First piece of furniture was a hi fi radio record player combination. In 1943 or 44. It was a beautiful cabinet. We were proud of it. At that time the records were 78’s. We had a collection of all the big bands and of course Frank Sinatra. We had every record he ever made.

2/14/99 As a child, what color was your house, your bedroom, your living or family room? Describe your favorite if you lived more than one place.
We lived in so many different houses, I have no recollection of the color of my room or color of houses. My favorite house was the one on National Ave. It was a large two story home with a huge living room, dining room, and a great fireplace. The second story had a balcony and we used to sit out there and sing and look at the stars.

2/16/99 What makes you feel good? Do you have a “comfort food”? What is it?
Sitting out in the warm sunshine. Having my house nice and clean. Being in the company of my family. My comfort food must be chocolate Hershey’s kisses and Snickers Bar. I especially feel good when I know everything is going well with my children.

Do you and your mother share an interest in any special activity or hobby? What is it?
My mother lived to the ripe age of 99 was from the “old school.” She was a hard working woman, she enjoyed crocheting and embroidery work. Taught all her daughters to crochet and embroider.

2/22/99 In what kind of extracurricular activities did you participate in school?
I was in the Glee Club at Memorial, also the Drama Club, CSF. I was in a play. I was in the “Blue Bird.” I was A.S.B. President.

2/23/99 As a youngster, what was your favorite dress/outfit? As a youth?
At age 11 I had what I thought was a beautiful red dress with white polka dots. It was made of organza or organdy, A-Line with a full skirt. I felt like a princess in it. At about 13 I had a brown form fitting pant suit (a hand me down, I’m sure) but I felt so svelte and good in it. I wore it for all special occasions. Actually it was the only decent outfit I had. At 14 I worked as a waitress (Whitney dept store). During the summer, I was able to buy all my school clothes. It felt so good to have new clothes to start school with. I kept those skirts and sweaters forever. I hated to part with them.

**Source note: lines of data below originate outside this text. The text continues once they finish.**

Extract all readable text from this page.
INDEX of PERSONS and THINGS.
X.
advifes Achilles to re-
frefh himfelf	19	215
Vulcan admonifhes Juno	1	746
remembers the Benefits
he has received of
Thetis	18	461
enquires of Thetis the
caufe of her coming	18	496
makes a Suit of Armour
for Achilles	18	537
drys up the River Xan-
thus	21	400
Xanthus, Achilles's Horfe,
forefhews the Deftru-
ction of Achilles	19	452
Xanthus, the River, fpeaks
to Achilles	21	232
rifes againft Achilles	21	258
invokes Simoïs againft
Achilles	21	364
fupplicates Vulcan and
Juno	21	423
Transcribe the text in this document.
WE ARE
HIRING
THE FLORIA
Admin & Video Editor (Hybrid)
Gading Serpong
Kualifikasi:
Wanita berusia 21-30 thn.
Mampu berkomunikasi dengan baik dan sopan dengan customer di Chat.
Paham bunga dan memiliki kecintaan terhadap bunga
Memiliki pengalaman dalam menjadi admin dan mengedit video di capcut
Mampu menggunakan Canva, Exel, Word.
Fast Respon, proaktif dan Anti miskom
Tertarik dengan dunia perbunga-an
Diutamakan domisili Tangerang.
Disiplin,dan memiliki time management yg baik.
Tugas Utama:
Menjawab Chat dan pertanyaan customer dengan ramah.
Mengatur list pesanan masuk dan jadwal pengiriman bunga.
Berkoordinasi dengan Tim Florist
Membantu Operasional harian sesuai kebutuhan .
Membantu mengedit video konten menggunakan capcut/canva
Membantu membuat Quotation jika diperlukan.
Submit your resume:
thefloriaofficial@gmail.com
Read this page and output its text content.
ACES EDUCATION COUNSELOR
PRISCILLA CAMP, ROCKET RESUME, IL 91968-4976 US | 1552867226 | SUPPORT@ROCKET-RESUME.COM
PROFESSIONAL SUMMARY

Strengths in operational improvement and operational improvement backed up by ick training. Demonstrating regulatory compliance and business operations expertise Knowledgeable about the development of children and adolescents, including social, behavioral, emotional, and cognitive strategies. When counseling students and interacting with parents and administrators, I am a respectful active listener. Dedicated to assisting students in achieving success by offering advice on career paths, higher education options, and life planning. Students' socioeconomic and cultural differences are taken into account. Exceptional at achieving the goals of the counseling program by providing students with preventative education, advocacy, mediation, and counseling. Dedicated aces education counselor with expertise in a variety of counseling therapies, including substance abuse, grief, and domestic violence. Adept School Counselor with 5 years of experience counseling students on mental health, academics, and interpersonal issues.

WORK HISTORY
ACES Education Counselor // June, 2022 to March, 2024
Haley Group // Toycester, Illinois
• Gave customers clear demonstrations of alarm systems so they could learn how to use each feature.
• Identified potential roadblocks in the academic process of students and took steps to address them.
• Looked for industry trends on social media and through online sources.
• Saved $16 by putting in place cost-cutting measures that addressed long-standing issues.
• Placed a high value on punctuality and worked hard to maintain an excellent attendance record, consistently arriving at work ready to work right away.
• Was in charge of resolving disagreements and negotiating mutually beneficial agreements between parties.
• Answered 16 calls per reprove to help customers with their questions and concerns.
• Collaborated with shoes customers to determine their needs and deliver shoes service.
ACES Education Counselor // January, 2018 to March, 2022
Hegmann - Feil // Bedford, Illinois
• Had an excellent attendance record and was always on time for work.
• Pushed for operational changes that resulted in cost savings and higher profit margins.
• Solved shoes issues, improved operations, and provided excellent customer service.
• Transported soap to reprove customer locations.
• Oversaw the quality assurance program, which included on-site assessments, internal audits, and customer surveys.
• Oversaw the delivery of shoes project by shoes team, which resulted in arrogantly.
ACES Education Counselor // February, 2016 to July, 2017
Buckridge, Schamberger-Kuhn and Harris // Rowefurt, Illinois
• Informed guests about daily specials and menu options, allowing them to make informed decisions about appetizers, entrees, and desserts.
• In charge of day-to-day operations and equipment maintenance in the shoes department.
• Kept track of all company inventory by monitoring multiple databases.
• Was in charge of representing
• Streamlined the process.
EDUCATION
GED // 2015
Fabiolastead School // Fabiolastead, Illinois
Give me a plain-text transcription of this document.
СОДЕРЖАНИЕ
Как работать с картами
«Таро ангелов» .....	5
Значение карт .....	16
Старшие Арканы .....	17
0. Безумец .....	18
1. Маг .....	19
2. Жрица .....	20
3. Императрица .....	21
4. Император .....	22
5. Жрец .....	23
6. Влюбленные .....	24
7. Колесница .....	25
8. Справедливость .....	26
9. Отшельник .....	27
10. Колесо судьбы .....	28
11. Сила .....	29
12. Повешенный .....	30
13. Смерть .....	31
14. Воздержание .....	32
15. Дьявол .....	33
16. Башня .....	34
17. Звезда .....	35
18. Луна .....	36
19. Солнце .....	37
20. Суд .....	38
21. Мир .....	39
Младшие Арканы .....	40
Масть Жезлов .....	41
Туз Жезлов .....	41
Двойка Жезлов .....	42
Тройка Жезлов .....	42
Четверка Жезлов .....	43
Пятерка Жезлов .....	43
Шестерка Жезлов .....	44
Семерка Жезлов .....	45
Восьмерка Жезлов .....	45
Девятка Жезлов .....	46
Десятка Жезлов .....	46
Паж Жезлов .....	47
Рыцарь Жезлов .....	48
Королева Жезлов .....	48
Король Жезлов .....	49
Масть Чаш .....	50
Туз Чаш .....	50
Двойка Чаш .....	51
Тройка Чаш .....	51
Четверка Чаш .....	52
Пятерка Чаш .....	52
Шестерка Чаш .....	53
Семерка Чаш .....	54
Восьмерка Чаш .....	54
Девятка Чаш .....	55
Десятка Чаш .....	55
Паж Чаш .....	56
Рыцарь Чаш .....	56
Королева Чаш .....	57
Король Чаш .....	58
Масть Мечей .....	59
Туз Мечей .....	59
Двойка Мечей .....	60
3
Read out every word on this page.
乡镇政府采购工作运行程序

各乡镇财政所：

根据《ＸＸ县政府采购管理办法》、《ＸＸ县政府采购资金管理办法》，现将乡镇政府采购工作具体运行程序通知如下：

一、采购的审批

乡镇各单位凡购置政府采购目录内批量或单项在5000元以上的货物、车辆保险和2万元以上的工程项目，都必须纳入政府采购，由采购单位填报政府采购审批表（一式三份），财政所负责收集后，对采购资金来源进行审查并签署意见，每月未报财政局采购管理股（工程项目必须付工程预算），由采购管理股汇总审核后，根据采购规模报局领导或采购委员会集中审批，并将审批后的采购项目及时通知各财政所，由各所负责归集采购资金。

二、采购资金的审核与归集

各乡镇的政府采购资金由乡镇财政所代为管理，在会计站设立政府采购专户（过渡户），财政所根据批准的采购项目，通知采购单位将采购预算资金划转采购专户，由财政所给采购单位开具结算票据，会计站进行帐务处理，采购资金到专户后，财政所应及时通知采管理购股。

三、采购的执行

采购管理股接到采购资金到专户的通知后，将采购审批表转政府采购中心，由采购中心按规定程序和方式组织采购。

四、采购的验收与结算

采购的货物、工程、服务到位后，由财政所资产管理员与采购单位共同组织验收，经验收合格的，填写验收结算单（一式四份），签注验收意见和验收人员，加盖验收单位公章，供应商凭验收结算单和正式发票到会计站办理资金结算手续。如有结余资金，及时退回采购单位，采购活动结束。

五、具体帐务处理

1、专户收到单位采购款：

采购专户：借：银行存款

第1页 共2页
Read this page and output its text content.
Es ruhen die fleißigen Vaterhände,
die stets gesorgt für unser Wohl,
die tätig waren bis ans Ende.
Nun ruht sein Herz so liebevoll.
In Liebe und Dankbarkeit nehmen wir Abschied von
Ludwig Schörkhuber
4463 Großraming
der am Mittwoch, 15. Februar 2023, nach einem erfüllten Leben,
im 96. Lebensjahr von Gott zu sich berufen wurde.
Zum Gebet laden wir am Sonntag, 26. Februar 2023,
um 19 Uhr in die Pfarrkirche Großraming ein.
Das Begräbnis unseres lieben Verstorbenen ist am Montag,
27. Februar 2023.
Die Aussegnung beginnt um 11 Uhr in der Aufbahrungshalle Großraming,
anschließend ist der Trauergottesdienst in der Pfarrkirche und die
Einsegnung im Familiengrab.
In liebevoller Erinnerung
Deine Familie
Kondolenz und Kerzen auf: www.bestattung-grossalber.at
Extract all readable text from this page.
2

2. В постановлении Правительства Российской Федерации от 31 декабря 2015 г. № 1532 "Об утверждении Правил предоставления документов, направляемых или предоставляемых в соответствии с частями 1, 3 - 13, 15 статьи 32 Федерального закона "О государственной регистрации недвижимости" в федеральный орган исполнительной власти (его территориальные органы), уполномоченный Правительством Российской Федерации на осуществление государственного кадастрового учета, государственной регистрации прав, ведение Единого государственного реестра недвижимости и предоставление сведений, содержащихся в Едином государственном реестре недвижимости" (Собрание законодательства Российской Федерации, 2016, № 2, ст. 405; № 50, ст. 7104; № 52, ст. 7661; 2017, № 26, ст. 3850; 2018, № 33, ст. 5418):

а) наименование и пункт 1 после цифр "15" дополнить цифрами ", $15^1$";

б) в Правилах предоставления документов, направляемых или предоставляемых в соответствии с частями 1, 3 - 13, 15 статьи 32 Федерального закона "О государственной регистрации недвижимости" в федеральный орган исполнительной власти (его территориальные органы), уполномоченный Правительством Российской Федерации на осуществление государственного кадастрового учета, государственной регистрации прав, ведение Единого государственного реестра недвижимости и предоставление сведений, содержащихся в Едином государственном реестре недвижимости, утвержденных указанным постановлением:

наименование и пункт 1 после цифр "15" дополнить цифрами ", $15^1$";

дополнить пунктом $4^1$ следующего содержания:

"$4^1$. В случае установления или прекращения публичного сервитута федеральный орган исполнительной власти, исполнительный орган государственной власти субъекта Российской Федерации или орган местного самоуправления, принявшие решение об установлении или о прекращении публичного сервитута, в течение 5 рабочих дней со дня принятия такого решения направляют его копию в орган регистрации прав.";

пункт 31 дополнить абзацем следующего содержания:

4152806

What are you father’s most memorable traits? Which of his traits do you share?
My father was such a hard working man. My brother Robert used to say, Dad’s like a beast of burden working hard, never complaining, never asking for anything for himself, everything he did was for his family. He always planted a garden so we always had plenty of fruits and vegetables. My parents had quite a few parties and I remember my dad dancing and making everyone laugh, except my mom. She was a very serious no-nonsense kind of lady. Dad was very affectionate with us kids but my mom always put a stop to us sitting on his lap. I never quite understood that. I guess I take my responsibilities seriously as she did.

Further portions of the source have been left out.